God can do anything. People are not able to achieve anything but because we have been given free will and many abilities we can do a lot. Nowadays, with so many difficulties and problems challenging the people(s) of Earth we need to keep faith in God and a sense of optimism is required as well, I believe, or sometimes we could have that faith endangered, achieving very little, and not feeling particularly happy.
As Matthew’s gospel reminds us, power comes from the Father. And whatever power we are able to exercise should be directed at doing good in the world.
To achieve a sense of Grace with God people need to follow the life and example of Jesus. This life is transitory. No amount of riches can be cashed up at the time of one’s death. In fact it is easier for a comparatively poor person to enter Heaven because s/he who has been rich and powerful on Earth has normally enjoyed many more opportunities than a person in poverty to feather her/his own nest, and human nature being as it is, often does so. They are the proverbial camels in the Bible, which can not pass through the eye of a needle.
Rich and powerful people, who have benevolent intentions, can of course take advantage of their ability to lead the way, and do so in small local community settings, all the way to the highest offices on the world stage. It is difficult to give contemporary examples because de facto it becomes political. But some examples of famous persons post-Gospels and pre-21st Century provide illustrations of the ways in which a combination of faith and optimism fuelled their lives in the endeavour to achieve great things for their people, not merely themselves and their immediate kin.
Jeanne D’Arc in the 1400’s believed that God wanted her personally to effect the crowning of a French prince thus delivering her French compatriots from the hands of the English and their King whose territorial expansions would no longer be tolerated in France. Right from the beginning Joan of Arc was very optimistic. She had a sense of purpose and great optimism, which spring from the devout belief of herself as inspired by God. Sadly, after things initially seemed to be falling into place for her, the Dauphin Charles, and the French generally, the Maid of Orleans was eventually betrayed, tried as a witch, and burned at the stake. Jeanne D’Arc could have saved her own life by taking the opportunity to recant her alleged heresies and misdemeanours, but bravely went to her death optimistically believing the flames were but a vehicle for her to meet her Heavenly Father. God gave Joan power on Earth but did not manipulate events that might on the face of them, appeared to be the outcome God wanted. Whether or not D’Arc was the instrument of the Lord as she and her many followers believed, any attempt to adjudicate on this would be misplaced. Only God knows. What we can say is that the Maid of Orleans died with her faith intact—and went to her horrible death willingly.

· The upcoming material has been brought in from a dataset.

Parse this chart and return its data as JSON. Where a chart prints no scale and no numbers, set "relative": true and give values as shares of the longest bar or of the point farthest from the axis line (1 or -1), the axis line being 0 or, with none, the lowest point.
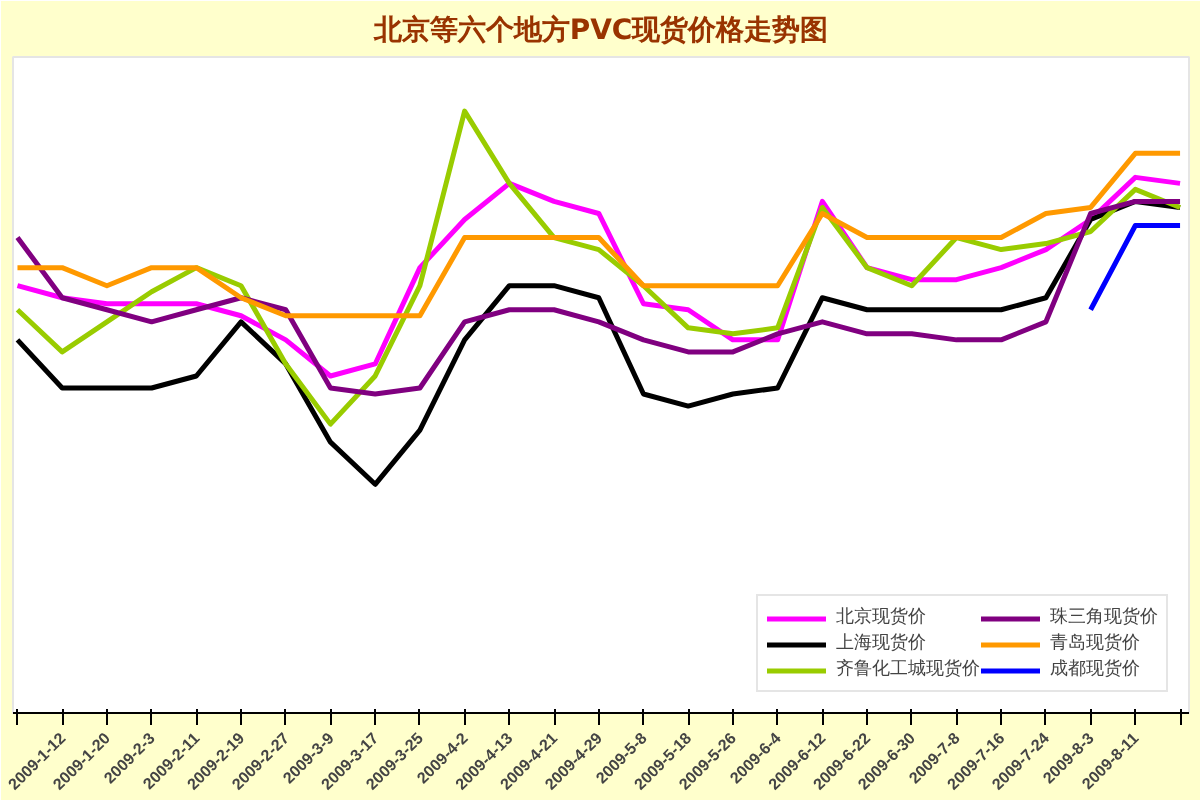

A few decades later Sir Thomas More, a childhood friend of King Henry VIII, who was one of the leading intellectuals of his day, could not match his
theological beliefs with supporting Henry in his plans for ensuring the English Succession, which were to involve going against the religious orthodoxy of the time. Others did. And they were richly rewarded. But Sir Thomas went to the executioner’s block confident in the belief that he was obeying the law of God, rather than act the role of a confederate in Henry Tudor’s whims, fancies and conveniences. Like Jeanne D’Arc, Sir Thomas More died for what he believed in. He stated that he was happily taking his leave of this life to meet his maker. Like Joan, he had faith, and went to his judicial murder with relative happiness and joy. Only God knows the nature, extent and importance pertaining to all circumstances around these two historical figures.
There are of course plenty of other examples of people of faith who have died by the hand of others, and did so if not willingly, at least knowing the likely consequences of the activities in which they were involved. Jesse Jackson, who was an aid to Dr Martin Luther King, has stated that for months before his assassination King had an inkling he would be shot. But he believed that God made all persons equal regardless of race, creed or colour, and that he was needed as the primary instrument of change in particularly the southern states of America in the 1960’s. It might seem that God gave people like Jeanne, Thomas and Martin great gifts and abilities, only to see them extinguished without achieving their goals. Three people who knew the risks, followed the principles of faith they believed in, and died in the cause. Only God understands why.
For most of us, the national stage is not the setting for our faith and optimism, but in our day to day lives, we can make a difference. We cannot do anything as God can, yet we can engineer a contribution. We can use the above mentioned free will and abilities to get a lot done. If that which we seek to achieve is based on our Christian faith, and if we can retain our optimism no matter how long the odds in a given situation, then it is worth fighting for the cause we believe in.
At the grass-roots level we can do little things for the environment, for animal welfare, for fair and more equitable opportunities for disadvantaged groups, or whatever and whoever our Christian faith has moved us individually to care about deeply. No matter how steep the gradient, or the number of mini-setbacks that may occur, staying the course and stressing the positive may be the combination of faith and optimism that achieves a desired goal. Only God is all powerful; but through the life and example of Jesus Christ a great deal of good works can potentially be achieved if one retains her/his essential faith and does so with optimism.